Hi Evo, how has your perspective on work-life balance evolved over time?
I got off the proverbial corporate ladder several years ago, after clawing my way to the C-Suite in my early 30’s. While I rarely took work home, I always had side projects that took up at least another 30-40 hours a week. Both the work and the side projects were satisfying, but I didn’t have a lot of downtime. So I quit. All of it. My wife and I had what we like to call our shared mid-life crisis and sold literally everything we owned for a self-funded one-year sabbatical of traveling the globe. We loved being abroad so much that we stayed away for over three years. During my time overseas, I decided to adopt an abundance mindset, living much more simply. Not frugally, per se. But certainly not extravagantly. We’ve been back in the States a few years now, and I’ve tried to keep that simpler pace going. My business is successful, but I’m very happy with it being a “lifestyle business”. It gives me what I need and leaves me with plenty of free time to do what I want to do with my life.
Alright, so for those in our community who might not be familiar with your business, can you tell us more?

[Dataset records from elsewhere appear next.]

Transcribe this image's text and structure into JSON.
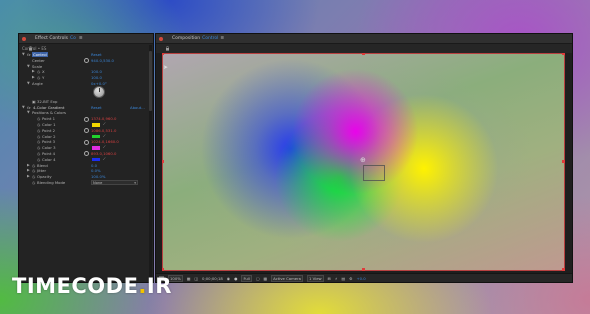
{
  "effect_controls": {
    "tab_title": "Effect Controls",
    "tab_suffix": "Co",
    "subtitle": "Control • ES",
    "layer_row": {
      "fx": "fx",
      "name": "Control",
      "reset": "Reset"
    },
    "center": {
      "label": "Center",
      "value": "940.0,530.0"
    },
    "scale": {
      "label": "Scale"
    },
    "x_row": {
      "label": "X",
      "value": "100.0"
    },
    "y_row": {
      "label": "Y",
      "value": "100.0"
    },
    "angle": {
      "label": "Angle",
      "value": "0x+0.0°"
    },
    "bit_depth": {
      "label": "32-BIT Exp"
    },
    "four_color": {
      "label": "4-Color Gradient",
      "reset": "Reset",
      "about": "About..."
    },
    "positions_colors": {
      "label": "Positions & Colors"
    },
    "points": [
      {
        "label": "Point 1",
        "value": "1374.0,960.0"
      },
      {
        "label": "Color 1",
        "color": "#f3d700"
      },
      {
        "label": "Point 2",
        "value": "1086.0,531.0"
      },
      {
        "label": "Color 2",
        "color": "#22d22c"
      },
      {
        "label": "Point 3",
        "value": "1024.0,1660.0"
      },
      {
        "label": "Color 3",
        "color": "#e22de2"
      },
      {
        "label": "Point 4",
        "value": "893.0,1060.0"
      },
      {
        "label": "Color 4",
        "color": "#1d2ef0"
      }
    ],
    "blend": {
      "label": "Blend",
      "value": "0.0"
    },
    "jitter": {
      "label": "Jitter",
      "value": "0.0%"
    },
    "opacity": {
      "label": "Opacity",
      "value": "100.0%"
    },
    "blending_mode": {
      "label": "Blending Mode",
      "value": "None"
    }
  },
  "composition": {
    "tab_title": "Composition",
    "tab_name": "Control",
    "tab_suffix": "≡",
    "active_tab": "Control",
    "bottom": {
      "zoom": "100%",
      "timecode": "0;00;00;18",
      "resolution": "Full",
      "camera": "Active Camera",
      "views": "1 View",
      "exposure": "+0.0"
    }
  },
  "watermark": {
    "part1": "TIMECODE",
    "dot": ".",
    "part2": "IR"
  }
}
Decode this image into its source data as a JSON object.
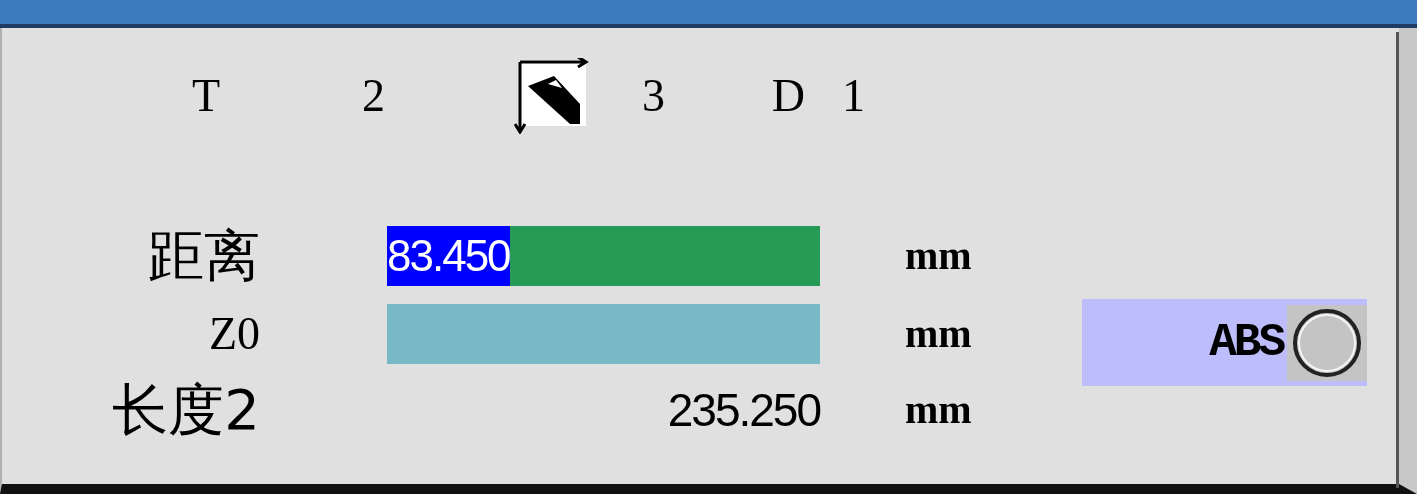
{
  "tool_header": {
    "items": [
      {
        "kind": "text",
        "label": "T"
      },
      {
        "kind": "text",
        "label": "2"
      },
      {
        "kind": "icon"
      },
      {
        "kind": "text",
        "label": "3"
      },
      {
        "kind": "text",
        "label": "D"
      },
      {
        "kind": "text",
        "label": "1"
      }
    ]
  },
  "rows": [
    {
      "label": "距离",
      "kind": "input",
      "value": "83.450",
      "value_highlighted": true,
      "color": "#259b55",
      "unit": "mm"
    },
    {
      "label": "Z0",
      "kind": "input",
      "color": "#78b9c8",
      "unit": "mm"
    },
    {
      "label": "长度2",
      "kind": "readout",
      "value": "235.250",
      "unit": "mm"
    }
  ],
  "abs_option": {
    "label": "ABS",
    "selected": false
  }
}
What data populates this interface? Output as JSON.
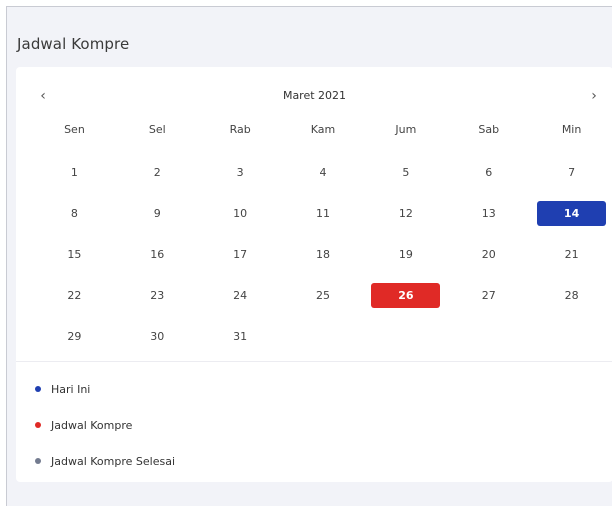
{
  "card": {
    "title": "Jadwal Kompre"
  },
  "calendar": {
    "month_label": "Maret 2021",
    "prev_icon": "‹",
    "next_icon": "›",
    "weekdays": [
      "Sen",
      "Sel",
      "Rab",
      "Kam",
      "Jum",
      "Sab",
      "Min"
    ],
    "weeks": [
      [
        {
          "d": "1"
        },
        {
          "d": "2"
        },
        {
          "d": "3"
        },
        {
          "d": "4"
        },
        {
          "d": "5"
        },
        {
          "d": "6"
        },
        {
          "d": "7"
        }
      ],
      [
        {
          "d": "8"
        },
        {
          "d": "9"
        },
        {
          "d": "10"
        },
        {
          "d": "11"
        },
        {
          "d": "12"
        },
        {
          "d": "13"
        },
        {
          "d": "14",
          "state": "today"
        }
      ],
      [
        {
          "d": "15"
        },
        {
          "d": "16"
        },
        {
          "d": "17"
        },
        {
          "d": "18"
        },
        {
          "d": "19"
        },
        {
          "d": "20"
        },
        {
          "d": "21"
        }
      ],
      [
        {
          "d": "22"
        },
        {
          "d": "23"
        },
        {
          "d": "24"
        },
        {
          "d": "25"
        },
        {
          "d": "26",
          "state": "kompre"
        },
        {
          "d": "27"
        },
        {
          "d": "28"
        }
      ],
      [
        {
          "d": "29"
        },
        {
          "d": "30"
        },
        {
          "d": "31"
        },
        {
          "d": ""
        },
        {
          "d": ""
        },
        {
          "d": ""
        },
        {
          "d": ""
        }
      ]
    ]
  },
  "legend": [
    {
      "label": "Hari Ini",
      "color": "#1f3fb1"
    },
    {
      "label": "Jadwal Kompre",
      "color": "#e02a26"
    },
    {
      "label": "Jadwal Kompre Selesai",
      "color": "#737b8f"
    }
  ]
}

My business makes podcasts for other businesses. I’ve been involved with podcasting since 2004 and watched many people quickly get jobs in the industry or start their own consulting practice, many making an extremely good living in a short amount of time. But I resisted that temptation, mostly for personal reasons. Did I really want to charge money to people without a promise of return? For something most would only ever do as a hobby? No, I did not. So I kept my hobby, helped a lot of people for free, and stayed gainfully employed, running digital advertising agencies. But in 2016, with a wave of businesses entering the podcasting landscape, I decide to combine my two worlds and launched my company, exclusively focused on working with businesses that wanted a podcast, but didn’t want to become podcasters or build a podcasting capability. After all, they had a successful business to run! Luckily, there were plenty of businesses looking for just that sort of service. I credit my experience running digital agencies, where our clients were all to happy to pay us to manage their digital ad campaigns. So long as the ROI or ROAS was there, they were happy. And that’s what we do every day at Simpler Media, delighting out customers with the shows we make on their behalf.

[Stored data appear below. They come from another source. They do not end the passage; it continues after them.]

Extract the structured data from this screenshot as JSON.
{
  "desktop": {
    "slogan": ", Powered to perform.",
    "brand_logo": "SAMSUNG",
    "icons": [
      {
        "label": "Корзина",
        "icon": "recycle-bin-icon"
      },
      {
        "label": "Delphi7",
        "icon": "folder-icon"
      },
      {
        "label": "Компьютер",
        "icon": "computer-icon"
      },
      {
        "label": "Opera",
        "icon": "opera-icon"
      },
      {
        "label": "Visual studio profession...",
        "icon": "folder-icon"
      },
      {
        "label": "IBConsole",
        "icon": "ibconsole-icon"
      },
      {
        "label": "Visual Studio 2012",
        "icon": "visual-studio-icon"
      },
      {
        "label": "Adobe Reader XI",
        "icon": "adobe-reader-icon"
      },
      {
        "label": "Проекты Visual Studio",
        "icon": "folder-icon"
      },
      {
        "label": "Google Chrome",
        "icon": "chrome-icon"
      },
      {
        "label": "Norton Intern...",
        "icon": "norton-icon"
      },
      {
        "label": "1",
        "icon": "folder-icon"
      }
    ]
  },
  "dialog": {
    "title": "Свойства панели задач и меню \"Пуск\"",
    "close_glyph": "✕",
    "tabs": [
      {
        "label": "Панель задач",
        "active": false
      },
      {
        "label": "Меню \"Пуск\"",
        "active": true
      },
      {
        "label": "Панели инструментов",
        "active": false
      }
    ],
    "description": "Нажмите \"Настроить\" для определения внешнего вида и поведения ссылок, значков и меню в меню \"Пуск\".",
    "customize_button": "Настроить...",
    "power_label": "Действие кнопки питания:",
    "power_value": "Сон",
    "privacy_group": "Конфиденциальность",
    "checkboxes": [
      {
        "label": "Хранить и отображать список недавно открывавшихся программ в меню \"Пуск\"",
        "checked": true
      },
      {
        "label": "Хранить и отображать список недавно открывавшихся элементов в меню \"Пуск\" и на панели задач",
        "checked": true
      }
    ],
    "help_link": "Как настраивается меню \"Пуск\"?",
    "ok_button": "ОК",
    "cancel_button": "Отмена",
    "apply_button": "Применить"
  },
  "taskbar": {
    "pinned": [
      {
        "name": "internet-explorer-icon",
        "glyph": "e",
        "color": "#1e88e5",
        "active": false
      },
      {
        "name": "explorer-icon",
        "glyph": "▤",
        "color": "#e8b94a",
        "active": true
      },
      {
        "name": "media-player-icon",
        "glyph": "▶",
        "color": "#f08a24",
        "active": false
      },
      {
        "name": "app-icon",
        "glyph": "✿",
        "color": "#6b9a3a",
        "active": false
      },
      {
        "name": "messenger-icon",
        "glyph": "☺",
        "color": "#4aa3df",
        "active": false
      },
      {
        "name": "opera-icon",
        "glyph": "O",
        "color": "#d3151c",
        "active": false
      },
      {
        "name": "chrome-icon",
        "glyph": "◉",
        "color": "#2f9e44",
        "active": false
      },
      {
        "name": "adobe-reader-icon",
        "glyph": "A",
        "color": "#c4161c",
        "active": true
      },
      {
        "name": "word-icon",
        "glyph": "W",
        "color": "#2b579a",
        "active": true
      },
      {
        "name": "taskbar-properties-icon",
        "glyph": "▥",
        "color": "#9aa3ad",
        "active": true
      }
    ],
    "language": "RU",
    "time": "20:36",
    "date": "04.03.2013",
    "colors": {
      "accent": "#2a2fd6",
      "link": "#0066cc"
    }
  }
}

Any places to eat or things to do that you can share with our readers? If they have a friend visiting town, what are some spots they could take them to?

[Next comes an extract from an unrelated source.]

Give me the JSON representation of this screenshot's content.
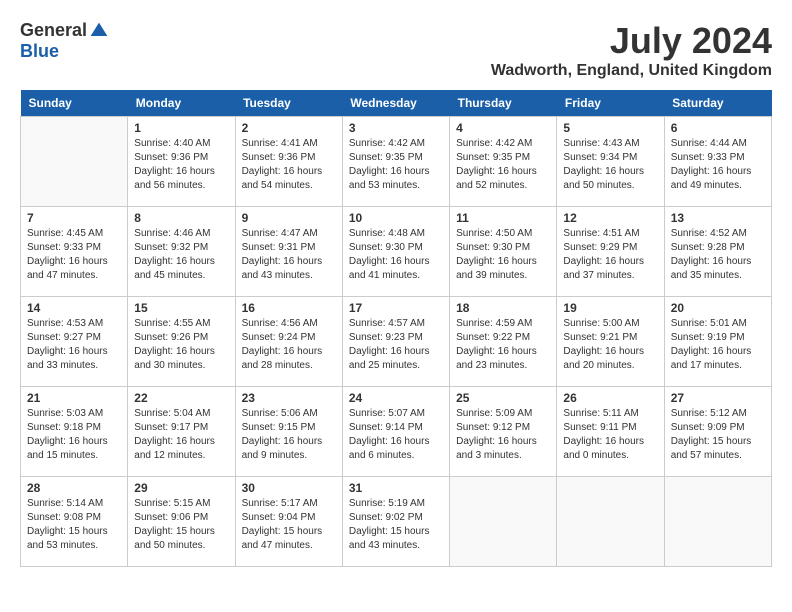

I’d take them for breakfast at Matt’s Big Breakfast. Probably every day! Assuming they visited when it wasn’t blazing hot, we’d spend a lot of time at the Desert Botanical Gardens. It’s a favorite haunt of mine and a great way to spend the day in close proximity to the natural world all around us. And assuming we’re vaccinated, I’d take them to Churchill’s Fine Cigars, where my closes friends and I while away a few hours talking science and skepticism. And enjoying a solid Manhattan and a few stogies, of course. One evening, we’d do the rooftop at The Clarendon or maybe The Valley Ho. If they were into hockey, we’d take in a Coyotes game.
The Shoutout series is all about recognizing that our success and where we are in life is at least somewhat thanks to the efforts, support, mentorship, love and encouragement of others. So is there someone that you want to dedicate your shoutout to?
All the props to my lovely wife, Sheila Dee. My more relaxed outlook on life—and income earning potential—wouldn’t be possible without her. Love you, doll face!